Произошло это так. Наша хижина стояла на краю утёса, и волны во время прилива бились под самыми окнами. Зато во время отлива море откатывало так далеко, что и глазу не видно. Старики говорили, будто ещё до Потопа, давным-давно, волны и в прилив до деревни не добирались, а утёс наш выдавался в море гораздо дальше. И там, на дальней оконечности утёса, стояла другая деревушка. Но когда схлынули воды Потопа, утёс так и не обнажился, дальняя деревня так и осталась на дне морском, и в штормовые ночи оттуда доносился звон — то били колокола на церковной звоннице. Не смейся, девонька, не смейся над Старой Нянькой. Мы в это чудо крепко верили, а в один прекрасный день поверили и того крепче.
Разразился в наших краях страшный шторм. Старики и те страшней не видывали: точно снова Всемирный Потоп нахлынул. День был чёрен как ночь, ветер сметал людей будто щепки, а дождь лил, словно разверзлось над головой ещё одно-море. Дом сотрясался от непрерывных раскатов — такой грохот не перекричать, и мы приноровились объясняться знаками. А молнии сверкали до того ярко — матушка даже нитку в иголку вдеть успевала. Короче, всем штормам шторм. Мама перепугалась до смерти, но отец посматривал на небо и говорил:
— Пронесёт! Обойдётся!
Отец мой знал толк в погоде — что предсказал, то и вышло. Отсверкали молнии, последние раскаты стихли вдали, дождь кончился, ветер стих, небо расчистилось, и закатное солнце озарило мокрый прибрежный песок, превратив его в золотую скатерть.

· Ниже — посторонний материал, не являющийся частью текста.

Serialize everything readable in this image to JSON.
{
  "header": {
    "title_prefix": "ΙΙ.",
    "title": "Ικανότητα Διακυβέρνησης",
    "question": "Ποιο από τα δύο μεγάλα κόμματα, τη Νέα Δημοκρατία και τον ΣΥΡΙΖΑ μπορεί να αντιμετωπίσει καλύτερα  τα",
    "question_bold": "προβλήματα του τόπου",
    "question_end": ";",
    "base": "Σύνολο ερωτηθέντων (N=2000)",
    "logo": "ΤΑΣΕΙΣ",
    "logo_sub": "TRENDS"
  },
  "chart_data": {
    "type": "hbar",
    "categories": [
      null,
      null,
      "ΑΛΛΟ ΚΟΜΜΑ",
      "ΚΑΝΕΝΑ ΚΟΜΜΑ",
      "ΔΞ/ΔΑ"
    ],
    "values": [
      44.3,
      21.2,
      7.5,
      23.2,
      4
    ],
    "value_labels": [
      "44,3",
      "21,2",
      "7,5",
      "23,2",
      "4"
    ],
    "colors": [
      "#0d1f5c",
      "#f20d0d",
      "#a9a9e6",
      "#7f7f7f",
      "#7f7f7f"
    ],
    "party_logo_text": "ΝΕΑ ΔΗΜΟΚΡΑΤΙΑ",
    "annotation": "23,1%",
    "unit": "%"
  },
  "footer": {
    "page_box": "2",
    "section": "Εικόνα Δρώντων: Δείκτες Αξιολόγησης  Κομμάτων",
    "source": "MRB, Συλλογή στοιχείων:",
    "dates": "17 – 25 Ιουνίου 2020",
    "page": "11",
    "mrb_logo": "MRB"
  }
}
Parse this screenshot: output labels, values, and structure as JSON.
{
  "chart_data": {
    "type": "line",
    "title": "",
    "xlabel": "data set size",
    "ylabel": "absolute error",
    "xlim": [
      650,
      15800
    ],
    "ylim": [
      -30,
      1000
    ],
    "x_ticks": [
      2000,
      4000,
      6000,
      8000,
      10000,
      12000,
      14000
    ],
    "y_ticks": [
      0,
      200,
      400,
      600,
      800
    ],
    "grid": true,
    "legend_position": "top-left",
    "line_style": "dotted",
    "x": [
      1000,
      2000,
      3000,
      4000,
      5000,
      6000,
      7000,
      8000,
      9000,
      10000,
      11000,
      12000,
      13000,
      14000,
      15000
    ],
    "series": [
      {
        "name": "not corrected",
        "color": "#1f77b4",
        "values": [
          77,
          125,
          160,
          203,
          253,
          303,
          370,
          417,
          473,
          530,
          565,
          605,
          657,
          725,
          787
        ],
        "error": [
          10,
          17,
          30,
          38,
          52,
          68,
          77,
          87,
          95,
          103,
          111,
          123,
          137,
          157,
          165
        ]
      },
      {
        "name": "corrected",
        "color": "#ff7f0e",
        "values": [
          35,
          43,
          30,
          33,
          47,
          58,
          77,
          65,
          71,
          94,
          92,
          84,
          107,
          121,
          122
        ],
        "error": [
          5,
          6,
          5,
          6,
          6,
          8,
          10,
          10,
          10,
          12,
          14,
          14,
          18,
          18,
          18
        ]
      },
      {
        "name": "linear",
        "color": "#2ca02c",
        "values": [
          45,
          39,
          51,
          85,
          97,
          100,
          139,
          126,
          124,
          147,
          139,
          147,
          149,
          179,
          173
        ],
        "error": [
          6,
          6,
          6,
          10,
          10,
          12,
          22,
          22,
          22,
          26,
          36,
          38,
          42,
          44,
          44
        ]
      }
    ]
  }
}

Сколько видно глазу — кругом золото. Ибо шторм сотворил чудо: он увёл с собой море и обнажилось дно — без конца и края. И там, вдалеке, на золотой скатерти, мы увидели крохотную деревушку, сиявшую в закатных лучах.
Только вообрази, Мери-Матильда! Мы своими глазами увидели затонувшую деревню!
Все высыпали на берег. Вдруг я сорвалась с места, и вся ребятня за мной. Мы бежали по бывшему дну к воскресшей деревне, а родители кричали нам вслед:
— Вернитесь! Одумайтесь! Море вот-вот хлынет вспять!
Но очень уж нам хотелось рассмотреть деревеньку вблизи. А потом и родители поддались искушению и побежали за нами по песчаному дну. Уже можно было различить дома — точно золотые кирпичики, блестели они на солнце, улицы извивались золотыми ручейками, а церковный шпиль сиял, точно огненная игла.